République du Congo : Briefing politique mercredi 19 août 2026

Ce qui s’est passé

Deux faits dominent ces trois derniers jours, tous deux venus du sommet de l’État. D’abord, les nominations dans la force publique : par décrets signés le 17 août à Brazzaville, Denis Sassou NGuesso a rebattu les cartes de l’appareil sécuritaire.

Le colonel-major Gildas Olangué, jusque-là commandant territorial de la gendarmerie de Brazzaville, a été promu à titre exceptionnel général de brigade et nommé commandant de la gendarmerie nationale, en remplacement du général Gervais Akouangué.

Il sera secondé par le colonel-major Dieudonné Magloire Gaëtan Moassa.

Côté police, Serge Pépin Itoua-Poto devient commandant en second et chef d’état-major des forces de police.

Deux commandants de police, Isidore Wilfrid Elion et Samuel Ambendza, ont à l’inverse été rétrogradés au galon de brigadier « pour faute contre l’honneur, le devoir et la probité ».

Ensuite, le Conseil des ministres du 18 août, au Palais du Peuple;  premier de la rentrée politique après le 66e anniversaire de l’indépendance célébré le 15 août.

Décalé d’une journée (il était prévu le 17), il s’est tenu sous l’autorité du président, le compte rendu étant lu par le garde des Sceaux Aimé Ange Wilfrid Bininga.

À rebours des spéculations, la séance n’a débouché sur aucune nomination politique.

Deux annonces en sont sorties : la désignation de Brazzaville pour accueillir le FORA’ESS 2027 et l’accession du Congo à la vice-présidence d’un comité consultatif.

Surtout, le président Denis Sassou NGuesso a rappelé aux ministres une « obligation de résultat » dans la mise en œuvre de son projet de société « Accélérons la marche vers le développement », en insistant sur le Plan national de développement 2027-2032 en cours d’élaboration et sur le budget 2027, premier de son nouveau mandat.

En toile de fond, le débat d’orientation budgétaire du 6 août reste d’actualité : le Premier ministre Anatole Collinet Makosso a présenté au Parlement le Cadre budgétaire à moyen terme 2027-2029, qui table sur le désendettement et la baisse de la dépendance pétrolière ; les chambres ont formulé 28 recommandations.

Mon analyse

Le message des trois derniers jours est cohérent, et il est celui du pouvoir : discipline et résultats.

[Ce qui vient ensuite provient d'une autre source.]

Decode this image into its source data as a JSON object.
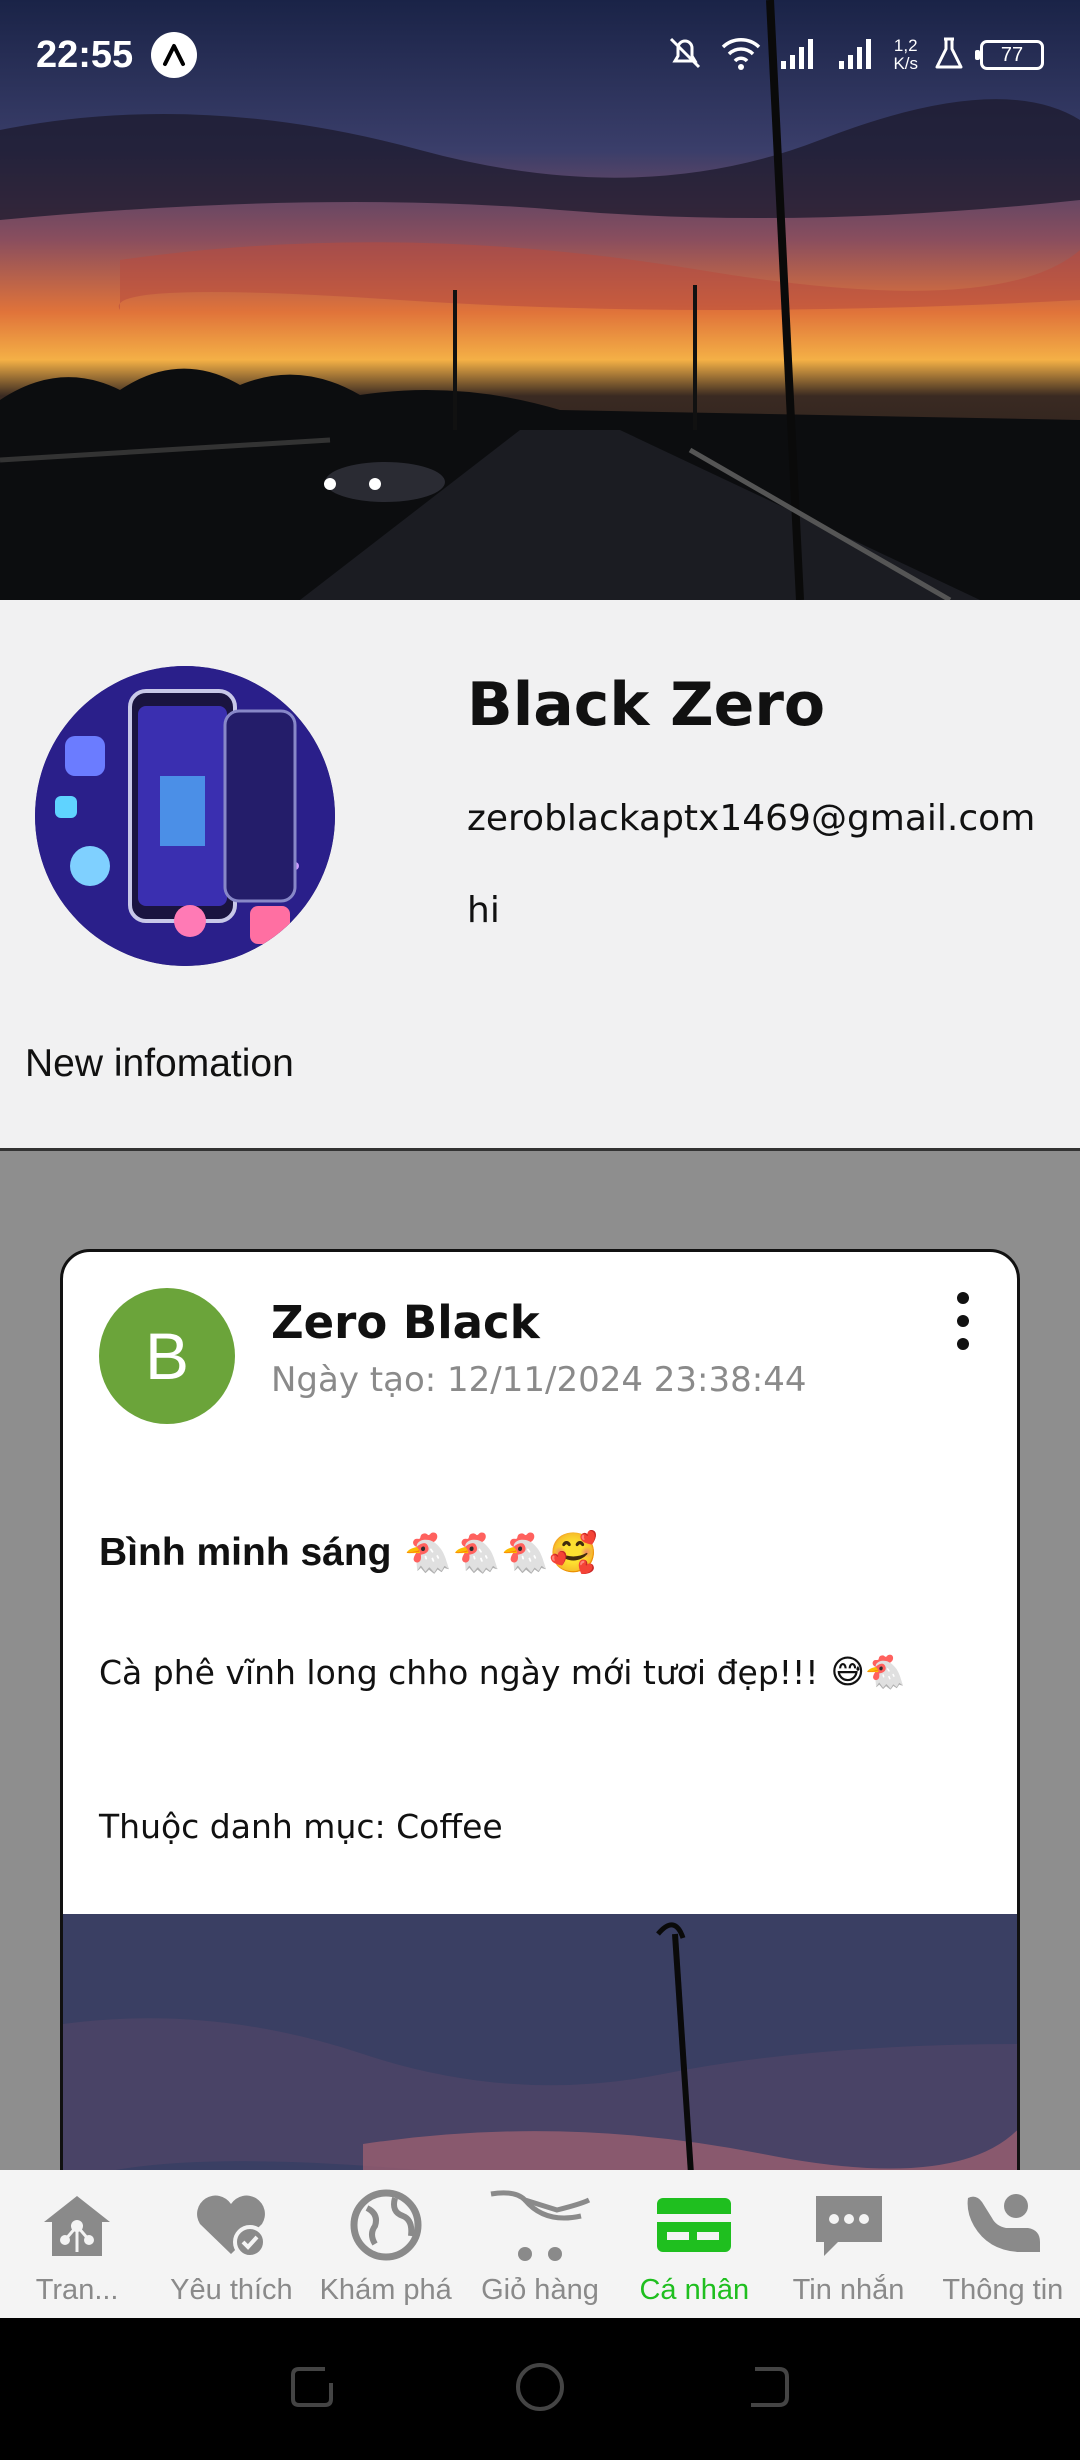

Les nominations du 17 août ne sont pas anodines. Reprendre en main gendarmerie et police à quatre mois d’un nouveau quinquennat, promouvoir un fidèle « à titre exceptionnel » et rétrograder publiquement deux officiers « pour faute contre l’honneur », c’est envoyer un signal double : loyauté récompensée, manquements sanctionnés.

Le contrôle de l’appareil sécuritaire reste, comme toujours au Congo, le socle du régime.

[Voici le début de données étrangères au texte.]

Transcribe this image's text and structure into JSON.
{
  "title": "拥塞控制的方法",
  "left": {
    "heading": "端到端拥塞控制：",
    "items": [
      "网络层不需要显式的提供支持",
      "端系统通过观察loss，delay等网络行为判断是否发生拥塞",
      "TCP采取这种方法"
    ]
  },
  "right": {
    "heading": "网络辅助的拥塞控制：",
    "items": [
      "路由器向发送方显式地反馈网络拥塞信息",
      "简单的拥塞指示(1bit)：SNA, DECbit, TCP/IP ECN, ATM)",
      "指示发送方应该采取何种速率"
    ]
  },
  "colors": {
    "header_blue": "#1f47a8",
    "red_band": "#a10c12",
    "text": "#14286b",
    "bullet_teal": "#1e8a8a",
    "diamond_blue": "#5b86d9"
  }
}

Le Conseil des ministres illustre le grand écart habituel du sassouisme : un discours de rigueur; désendettement, sortie du tout-pétrole, « obligation de résultat », évaluation des ministres; plaqué sur une réalité budgétaire qui reste fragile.

Les projections officielles parlent d’une dette ramenée autour de 80 % du PIB à l’horizon 2027 et d’un apurement de la « dette toxique » des traders.

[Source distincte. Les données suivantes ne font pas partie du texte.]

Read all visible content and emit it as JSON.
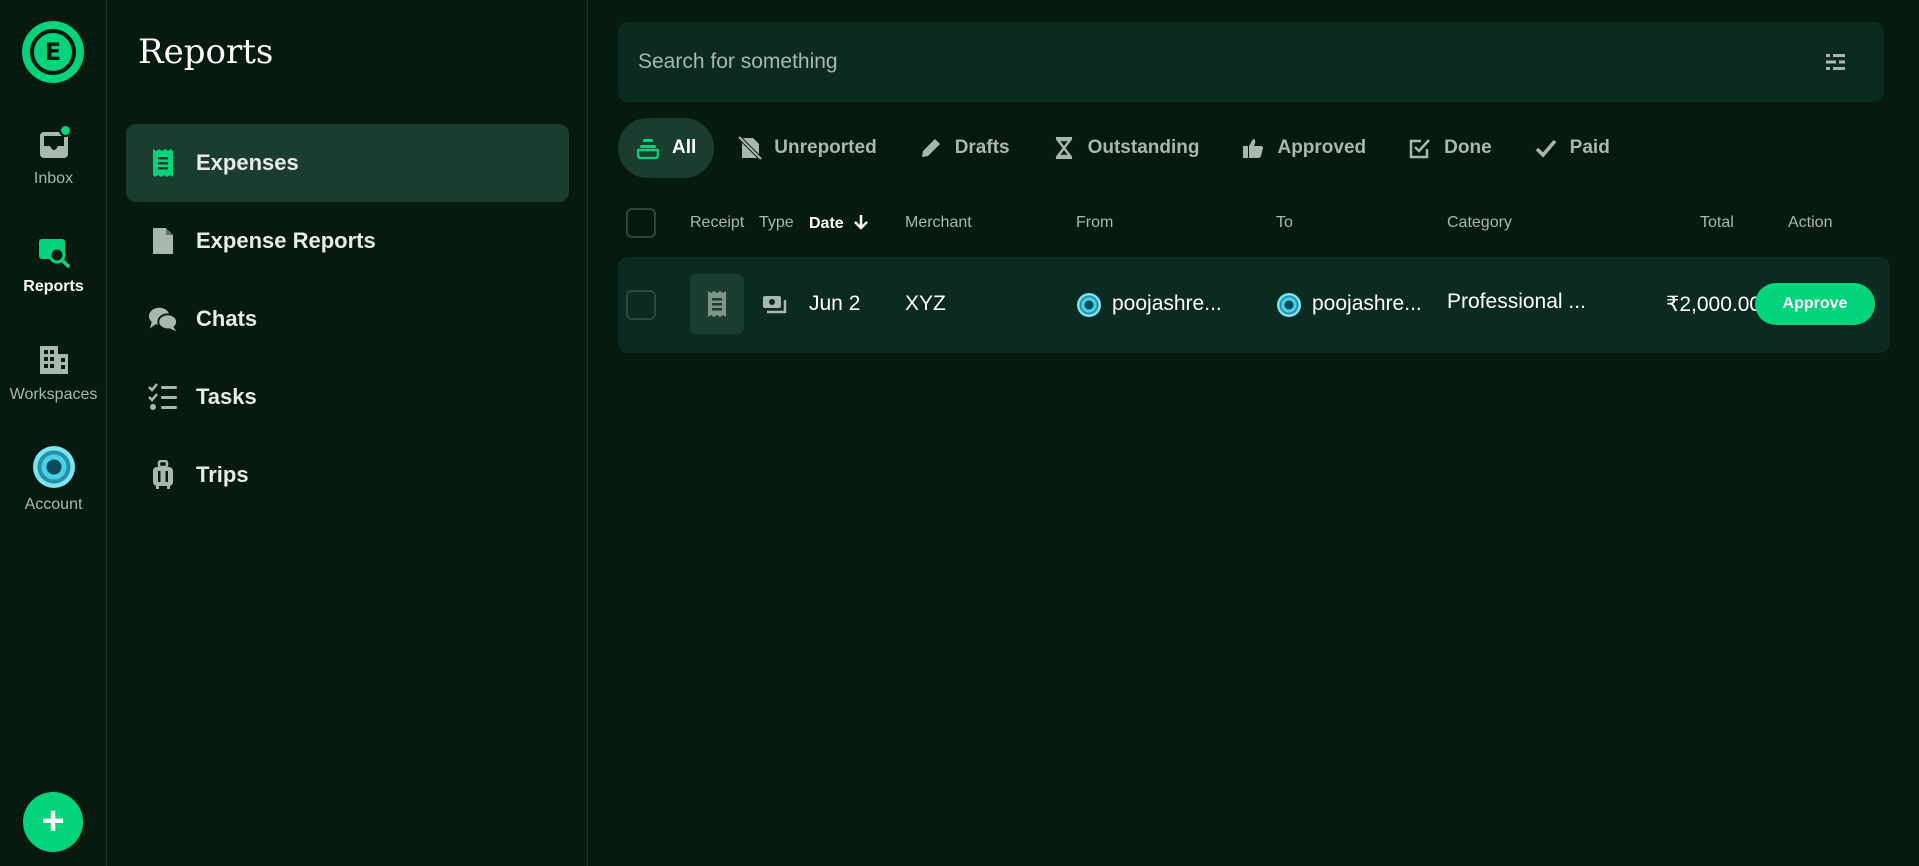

Ce sont des objectifs, pas des acquis, et ils cohabitent avec des arriérés de salaires récurrents et une croissance largement suspendue au cours du baril.

L’opposition, elle, est aux abonnés absents de l’actualité immédiate.

Le pouvoir occupe seul le terrain; ce qui rend d’autant plus scruté l’écart entre les promesses de l’« Accélération » et leur exécution.